J'ai écrit dans le
rapport moral présenté en Assemblée Générale
le 15 février dernier : « LE TAN, les tests qui sont
actuellement pratiqués avaient été conçus
en 1995 par Christian Bajard, alors membre du Comité (du CBF)
et maintenant président de la réunion européenne
des comportementalistes ; il les avait voulu volontairement simples
pour ne pas dire simplistes pour mieux les faire accepter, afin de
faire prendre conscience de l'importance de la socialisation de nos
petits molosses. Ils me paraissent maintenant, et à beaucoup,
complètement dépassés, et je pense que le temps
est venu de les remplacer... par le Test d'Aptitude à l'Education
Sociale du Chien ».
En réunion du 17 juin, le Comité a accepté que
dans le descriptif des épreuves demandées pour les titres
ou cotations le TAN soit remplacé par : le TAN ou le
CERTIFICAT d'APTITUDE à l'EDUCATION SOCIALE du CHIEN.

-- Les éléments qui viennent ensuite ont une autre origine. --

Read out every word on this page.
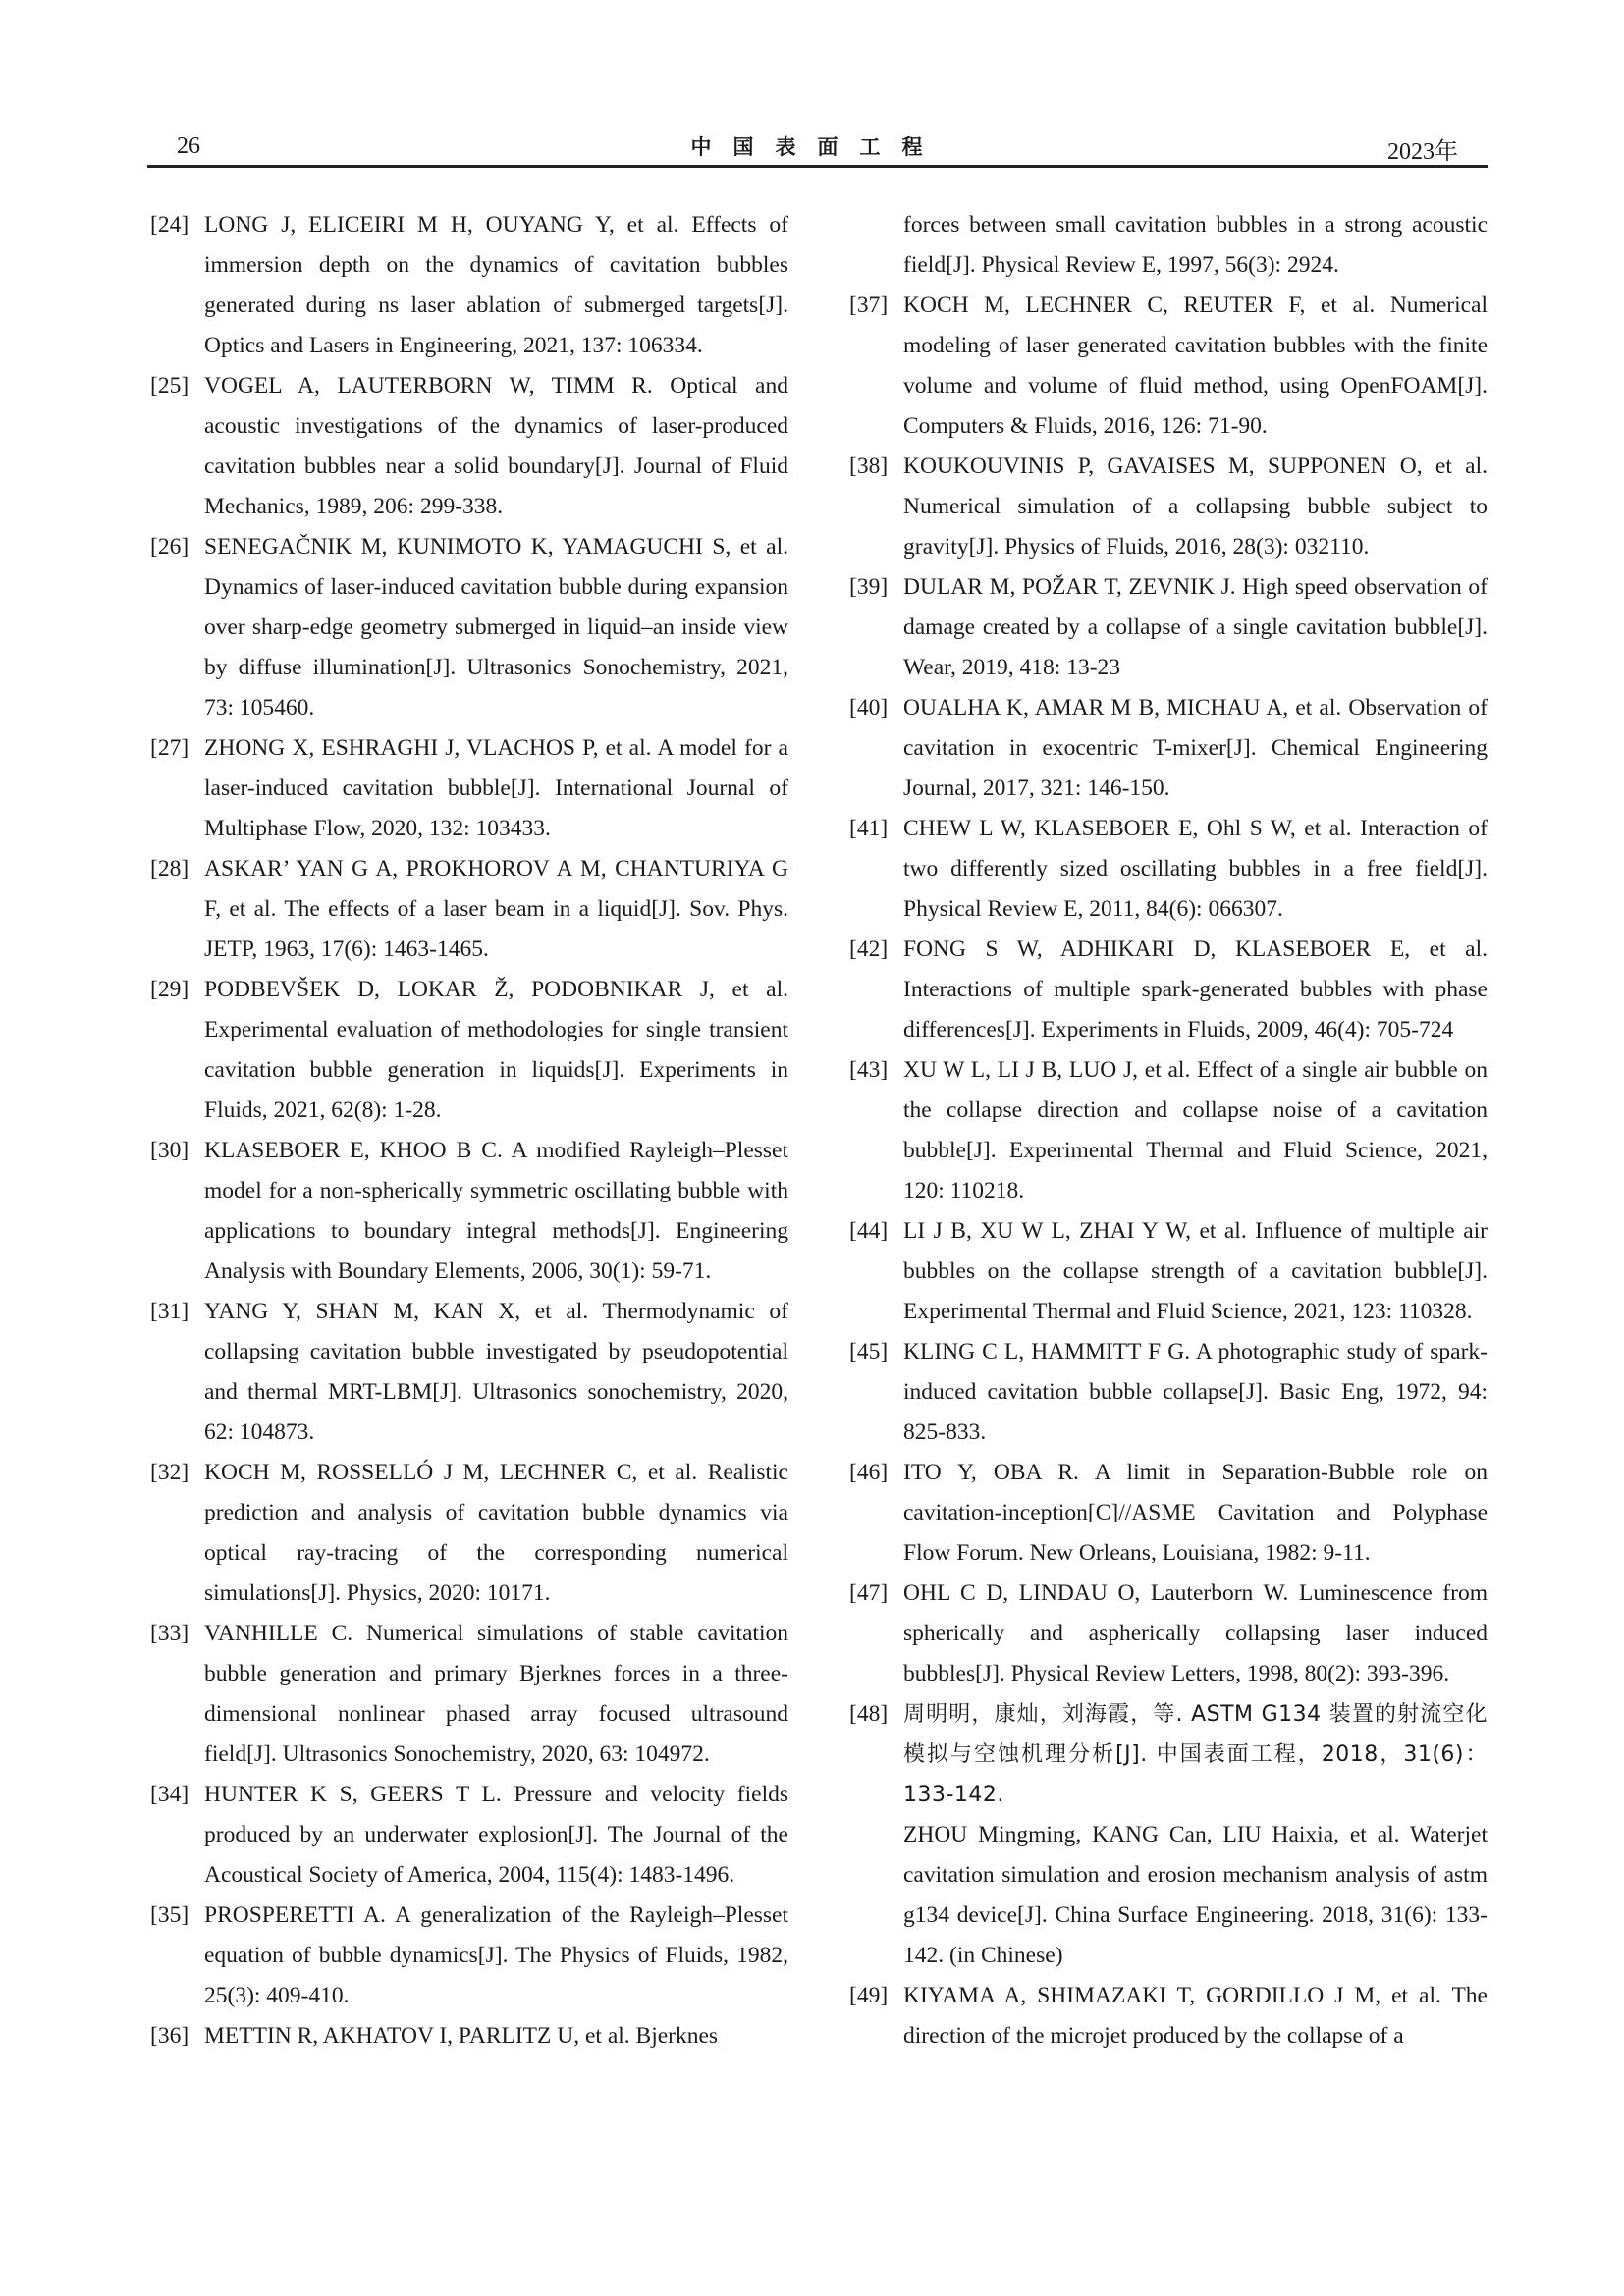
26	中国表面工程	2023年
[24] LONG J, ELICEIRI M H, OUYANG Y, et al. Effects of immersion depth on the dynamics of cavitation bubbles generated during ns laser ablation of submerged targets[J]. Optics and Lasers in Engineering, 2021, 137: 106334.
[25] VOGEL A, LAUTERBORN W, TIMM R. Optical and acoustic investigations of the dynamics of laser-produced cavitation bubbles near a solid boundary[J]. Journal of Fluid Mechanics, 1989, 206: 299-338.
[26] SENEGAČNIK M, KUNIMOTO K, YAMAGUCHI S, et al. Dynamics of laser-induced cavitation bubble during expansion over sharp-edge geometry submerged in liquid–an inside view by diffuse illumination[J]. Ultrasonics Sonochemistry, 2021, 73: 105460.
[27] ZHONG X, ESHRAGHI J, VLACHOS P, et al. A model for a laser-induced cavitation bubble[J]. International Journal of Multiphase Flow, 2020, 132: 103433.
[28] ASKAR’ YAN G A, PROKHOROV A M, CHANTURIYA G F, et al. The effects of a laser beam in a liquid[J]. Sov. Phys. JETP, 1963, 17(6): 1463-1465.
[29] PODBEVŠEK D, LOKAR Ž, PODOBNIKAR J, et al. Experimental evaluation of methodologies for single transient cavitation bubble generation in liquids[J]. Experiments in Fluids, 2021, 62(8): 1-28.
[30] KLASEBOER E, KHOO B C. A modified Rayleigh–Plesset model for a non-spherically symmetric oscillating bubble with applications to boundary integral methods[J]. Engineering Analysis with Boundary Elements, 2006, 30(1): 59-71.
[31] YANG Y, SHAN M, KAN X, et al. Thermodynamic of collapsing cavitation bubble investigated by pseudopotential and thermal MRT-LBM[J]. Ultrasonics sonochemistry, 2020, 62: 104873.
[32] KOCH M, ROSSELLÓ J M, LECHNER C, et al. Realistic prediction and analysis of cavitation bubble dynamics via optical ray-tracing of the corresponding numerical simulations[J]. Physics, 2020: 10171.
[33] VANHILLE C. Numerical simulations of stable cavitation bubble generation and primary Bjerknes forces in a three-dimensional nonlinear phased array focused ultrasound field[J]. Ultrasonics Sonochemistry, 2020, 63: 104972.
[34] HUNTER K S, GEERS T L. Pressure and velocity fields produced by an underwater explosion[J]. The Journal of the Acoustical Society of America, 2004, 115(4): 1483-1496.
[35] PROSPERETTI A. A generalization of the Rayleigh–Plesset equation of bubble dynamics[J]. The Physics of Fluids, 1982, 25(3): 409-410.
[36] METTIN R, AKHATOV I, PARLITZ U, et al. Bjerknes
forces between small cavitation bubbles in a strong acoustic field[J]. Physical Review E, 1997, 56(3): 2924.
[37] KOCH M, LECHNER C, REUTER F, et al. Numerical modeling of laser generated cavitation bubbles with the finite volume and volume of fluid method, using OpenFOAM[J]. Computers & Fluids, 2016, 126: 71-90.
[38] KOUKOUVINIS P, GAVAISES M, SUPPONEN O, et al. Numerical simulation of a collapsing bubble subject to gravity[J]. Physics of Fluids, 2016, 28(3): 032110.
[39] DULAR M, POŽAR T, ZEVNIK J. High speed observation of damage created by a collapse of a single cavitation bubble[J]. Wear, 2019, 418: 13-23
[40] OUALHA K, AMAR M B, MICHAU A, et al. Observation of cavitation in exocentric T-mixer[J]. Chemical Engineering Journal, 2017, 321: 146-150.
[41] CHEW L W, KLASEBOER E, Ohl S W, et al. Interaction of two differently sized oscillating bubbles in a free field[J]. Physical Review E, 2011, 84(6): 066307.
[42] FONG S W, ADHIKARI D, KLASEBOER E, et al. Interactions of multiple spark-generated bubbles with phase differences[J]. Experiments in Fluids, 2009, 46(4): 705-724
[43] XU W L, LI J B, LUO J, et al. Effect of a single air bubble on the collapse direction and collapse noise of a cavitation bubble[J]. Experimental Thermal and Fluid Science, 2021, 120: 110218.
[44] LI J B, XU W L, ZHAI Y W, et al. Influence of multiple air bubbles on the collapse strength of a cavitation bubble[J]. Experimental Thermal and Fluid Science, 2021, 123: 110328.
[45] KLING C L, HAMMITT F G. A photographic study of spark-induced cavitation bubble collapse[J]. Basic Eng, 1972, 94: 825-833.
[46] ITO Y, OBA R. A limit in Separation-Bubble role on cavitation-inception[C]//ASME Cavitation and Polyphase Flow Forum. New Orleans, Louisiana, 1982: 9-11.
[47] OHL C D, LINDAU O, Lauterborn W. Luminescence from spherically and aspherically collapsing laser induced bubbles[J]. Physical Review Letters, 1998, 80(2): 393-396.
[48] 周明明，康灿，刘海霞，等. ASTM G134 装置的射流空化模拟与空蚀机理分析[J]. 中国表面工程，2018，31(6)：133-142.
ZHOU Mingming, KANG Can, LIU Haixia, et al. Waterjet cavitation simulation and erosion mechanism analysis of astm g134 device[J]. China Surface Engineering. 2018, 31(6): 133-142. (in Chinese)
[49] KIYAMA A, SHIMAZAKI T, GORDILLO J M, et al. The direction of the microjet produced by the collapse of a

Ce certificat valide l'aptitude d'un propriétaire de chien
de sa capacité à éduquer socialement son chien
pour une bonne harmonie dans la vie de tous les jours et à
participer à l'intégration de son compagnon dans la
societé.
L'examen de validation de ce certificat comprend plusieurs parties
:
1) une connaissance de son chien,
2) une exécution d'exercices pratiques sur le terrain,
3) un aspect civique et juridique du propriétaire avec son
compagnon.
Les examinateurs des différentes parties du certificat sont
des éducateurs canins 1er et 2e degré des clubs d'éducation
canine.
Les propriétaires sont notés sur 100 points et doivent
obtenir au minimum 60 points pour réussir le certificat.
Une carte de CERTIFICAT d'APTITUDE à l'EDUCATION SOCIALE DU
CHIEN de la Commission Nationale d'Education et d'Agility de la Societé
Centrale Canine ainsi qu'un diplôme seront délivrés
à tous ceux qui auront passé avec succès l'examen.
Nos petits bouledogues ne sont pas des chiens dangereux et aucun dressage
ne doit être entrepris avec eux ; cependant il suffit d'observer,
ne serait-ce que la présentation en ring dans notre race, pour
constater que bien des propriétaires ont du mal à obtenir
une marche en laisse correcte, un minimum de rappel et d'obéissance.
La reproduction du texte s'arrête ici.